Nie twierdzę gwoli ścisłości, że działanie w ramach funkcjonującego prawa jest w ogóle pozbawione sensu. Ale jak każda strategia, tak i ona ma swoje ograniczenia. I wydaje mi się, że w kraju dotkniętym kryzysem, z narastającym wkurwem ludzi na władzę itp trzeba będzie niedługo czegoś więcej, niż kolejnej kilkunastoosobowej pikiety, w oczach szarego człowieka różniącej się od setek pozostałych tylko kolorem flag i treścią (siłą rzeczy ogólnikowych) haseł. Może nie jestem stachanowcem aktywizmu, w zasadzie zaczynam stawiać pierwsze kroki jako społecznik (po latach tkwienia w intelektualnym bagnie libertarianizmu), ale spotykam czasem totalnie apolitycznych ludzi, których naprawdę niewiele dzieli od sięgnięcia po przysłowiowego Mołotowa i zajebania w jakiś materialny symbol władzy, tacy są wkurwieni na cały ten syf.

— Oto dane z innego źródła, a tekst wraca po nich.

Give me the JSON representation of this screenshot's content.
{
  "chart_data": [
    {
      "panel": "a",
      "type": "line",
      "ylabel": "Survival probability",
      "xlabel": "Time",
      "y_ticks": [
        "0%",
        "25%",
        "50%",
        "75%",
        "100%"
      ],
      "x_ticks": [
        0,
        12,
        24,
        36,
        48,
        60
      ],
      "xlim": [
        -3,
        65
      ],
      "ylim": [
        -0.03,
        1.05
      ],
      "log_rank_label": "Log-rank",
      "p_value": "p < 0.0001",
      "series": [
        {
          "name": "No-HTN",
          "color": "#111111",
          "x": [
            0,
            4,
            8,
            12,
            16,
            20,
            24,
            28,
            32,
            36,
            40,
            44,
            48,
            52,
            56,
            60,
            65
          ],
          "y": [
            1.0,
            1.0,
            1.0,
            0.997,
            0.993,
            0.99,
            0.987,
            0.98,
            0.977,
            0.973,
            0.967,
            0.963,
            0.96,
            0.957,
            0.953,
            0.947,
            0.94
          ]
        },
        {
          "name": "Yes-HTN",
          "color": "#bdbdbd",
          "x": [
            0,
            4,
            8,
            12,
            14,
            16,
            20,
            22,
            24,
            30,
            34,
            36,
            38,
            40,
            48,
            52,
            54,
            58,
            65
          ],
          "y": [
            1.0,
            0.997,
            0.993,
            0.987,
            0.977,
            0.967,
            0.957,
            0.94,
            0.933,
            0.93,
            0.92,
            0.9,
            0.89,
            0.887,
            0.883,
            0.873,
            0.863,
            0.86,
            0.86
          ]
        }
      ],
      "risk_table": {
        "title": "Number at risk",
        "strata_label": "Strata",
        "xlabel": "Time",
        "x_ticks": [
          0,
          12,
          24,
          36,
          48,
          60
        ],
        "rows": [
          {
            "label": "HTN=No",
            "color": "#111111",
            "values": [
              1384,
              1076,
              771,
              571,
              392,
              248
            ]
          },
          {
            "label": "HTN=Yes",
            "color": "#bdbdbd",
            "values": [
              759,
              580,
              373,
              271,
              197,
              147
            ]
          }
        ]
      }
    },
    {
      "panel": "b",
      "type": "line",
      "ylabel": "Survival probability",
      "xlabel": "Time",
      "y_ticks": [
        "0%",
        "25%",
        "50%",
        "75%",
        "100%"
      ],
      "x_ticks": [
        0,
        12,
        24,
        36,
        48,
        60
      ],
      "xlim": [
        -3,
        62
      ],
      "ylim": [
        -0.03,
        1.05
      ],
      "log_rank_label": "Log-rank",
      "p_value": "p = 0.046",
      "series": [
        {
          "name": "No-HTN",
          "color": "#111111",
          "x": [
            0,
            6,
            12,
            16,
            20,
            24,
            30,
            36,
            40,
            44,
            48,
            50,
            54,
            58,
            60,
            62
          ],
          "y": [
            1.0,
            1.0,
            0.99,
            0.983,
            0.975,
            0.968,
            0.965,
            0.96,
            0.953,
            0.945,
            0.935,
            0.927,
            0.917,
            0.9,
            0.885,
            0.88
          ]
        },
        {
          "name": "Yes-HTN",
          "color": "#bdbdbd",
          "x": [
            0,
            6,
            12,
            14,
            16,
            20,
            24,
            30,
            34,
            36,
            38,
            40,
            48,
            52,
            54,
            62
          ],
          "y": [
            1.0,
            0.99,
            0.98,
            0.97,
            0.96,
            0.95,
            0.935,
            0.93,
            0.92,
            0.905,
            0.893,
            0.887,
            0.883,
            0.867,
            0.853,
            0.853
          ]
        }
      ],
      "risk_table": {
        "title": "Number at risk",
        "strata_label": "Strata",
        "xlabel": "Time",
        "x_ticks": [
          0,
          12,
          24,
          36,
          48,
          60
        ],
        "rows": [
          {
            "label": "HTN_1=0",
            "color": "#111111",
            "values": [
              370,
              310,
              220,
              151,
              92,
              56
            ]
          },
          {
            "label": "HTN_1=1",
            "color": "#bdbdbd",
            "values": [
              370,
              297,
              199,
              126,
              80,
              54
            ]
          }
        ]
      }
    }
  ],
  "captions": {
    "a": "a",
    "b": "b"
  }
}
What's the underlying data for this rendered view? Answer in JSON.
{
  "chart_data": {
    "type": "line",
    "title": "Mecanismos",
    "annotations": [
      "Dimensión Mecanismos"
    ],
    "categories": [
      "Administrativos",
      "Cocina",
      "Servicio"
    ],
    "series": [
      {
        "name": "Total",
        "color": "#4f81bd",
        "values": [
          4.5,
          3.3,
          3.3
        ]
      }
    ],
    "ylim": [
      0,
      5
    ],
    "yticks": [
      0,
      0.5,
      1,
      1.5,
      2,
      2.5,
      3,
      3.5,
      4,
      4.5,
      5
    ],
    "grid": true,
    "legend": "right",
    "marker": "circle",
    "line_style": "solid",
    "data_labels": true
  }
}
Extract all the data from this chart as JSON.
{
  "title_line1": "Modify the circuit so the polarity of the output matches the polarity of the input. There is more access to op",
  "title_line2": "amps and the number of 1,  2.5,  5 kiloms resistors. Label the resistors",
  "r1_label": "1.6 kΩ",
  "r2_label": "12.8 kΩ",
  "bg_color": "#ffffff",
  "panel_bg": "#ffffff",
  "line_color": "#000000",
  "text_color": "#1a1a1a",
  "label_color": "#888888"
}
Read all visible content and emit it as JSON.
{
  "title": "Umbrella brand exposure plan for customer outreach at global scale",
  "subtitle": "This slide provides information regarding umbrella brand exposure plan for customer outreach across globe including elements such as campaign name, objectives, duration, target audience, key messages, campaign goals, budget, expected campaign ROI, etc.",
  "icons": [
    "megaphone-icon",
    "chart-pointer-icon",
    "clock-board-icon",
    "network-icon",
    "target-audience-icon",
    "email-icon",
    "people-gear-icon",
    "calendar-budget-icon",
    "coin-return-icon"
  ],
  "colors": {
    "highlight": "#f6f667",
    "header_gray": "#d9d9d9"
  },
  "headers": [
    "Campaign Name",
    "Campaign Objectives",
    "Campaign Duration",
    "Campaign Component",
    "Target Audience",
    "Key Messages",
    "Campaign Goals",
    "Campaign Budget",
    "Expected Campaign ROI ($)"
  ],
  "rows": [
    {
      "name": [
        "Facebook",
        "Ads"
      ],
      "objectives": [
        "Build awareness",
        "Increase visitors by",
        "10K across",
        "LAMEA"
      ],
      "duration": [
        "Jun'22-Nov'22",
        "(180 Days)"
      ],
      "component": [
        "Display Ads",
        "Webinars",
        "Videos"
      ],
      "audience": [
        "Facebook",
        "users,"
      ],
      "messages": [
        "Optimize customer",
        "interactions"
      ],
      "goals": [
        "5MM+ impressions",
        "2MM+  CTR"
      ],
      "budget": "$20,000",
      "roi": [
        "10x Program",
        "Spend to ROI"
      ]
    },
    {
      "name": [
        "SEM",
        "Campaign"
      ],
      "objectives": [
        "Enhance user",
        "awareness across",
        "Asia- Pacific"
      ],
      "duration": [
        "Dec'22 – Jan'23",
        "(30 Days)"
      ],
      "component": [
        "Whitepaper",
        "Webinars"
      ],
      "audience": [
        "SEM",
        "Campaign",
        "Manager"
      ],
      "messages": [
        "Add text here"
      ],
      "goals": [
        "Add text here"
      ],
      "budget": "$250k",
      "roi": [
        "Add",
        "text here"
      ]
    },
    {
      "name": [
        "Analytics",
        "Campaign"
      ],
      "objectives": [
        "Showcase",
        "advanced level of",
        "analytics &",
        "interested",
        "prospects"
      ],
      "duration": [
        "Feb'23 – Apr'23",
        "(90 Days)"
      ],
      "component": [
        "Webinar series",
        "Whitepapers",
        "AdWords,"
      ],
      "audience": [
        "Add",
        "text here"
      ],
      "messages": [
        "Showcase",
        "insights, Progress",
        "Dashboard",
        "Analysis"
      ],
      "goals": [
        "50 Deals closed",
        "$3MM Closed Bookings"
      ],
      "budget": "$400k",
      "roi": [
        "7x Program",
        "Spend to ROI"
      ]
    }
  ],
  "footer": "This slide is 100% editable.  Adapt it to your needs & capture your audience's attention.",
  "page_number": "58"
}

Jeśli tego nie robią to dlatego, że czują się w swojej frustracji osamotnieni i boją się społecznej śmierci, łatki "oszołoma" nieprzystającego do konserwatywno-liberalnego "raju" (ehh, ta siła mediów). Trochę brakuje koncepcji u polskich anarchistów jak "zagospodarować" takie postawy, mam wrażenie...
Reasumując tę przydługą wypowiedź, cały ten odwieczny spór netowych insurekcjonistów z "ewolucjonistami" przypomina mi klasyczną kłótnię dwóch gości ślepych na inne oko, o to kto ma lepsze pole widzenia. A przecież obie strategie mają rację bytu i powinny się uzupełniać, w zależności od aktualnego kontekstu społecznego.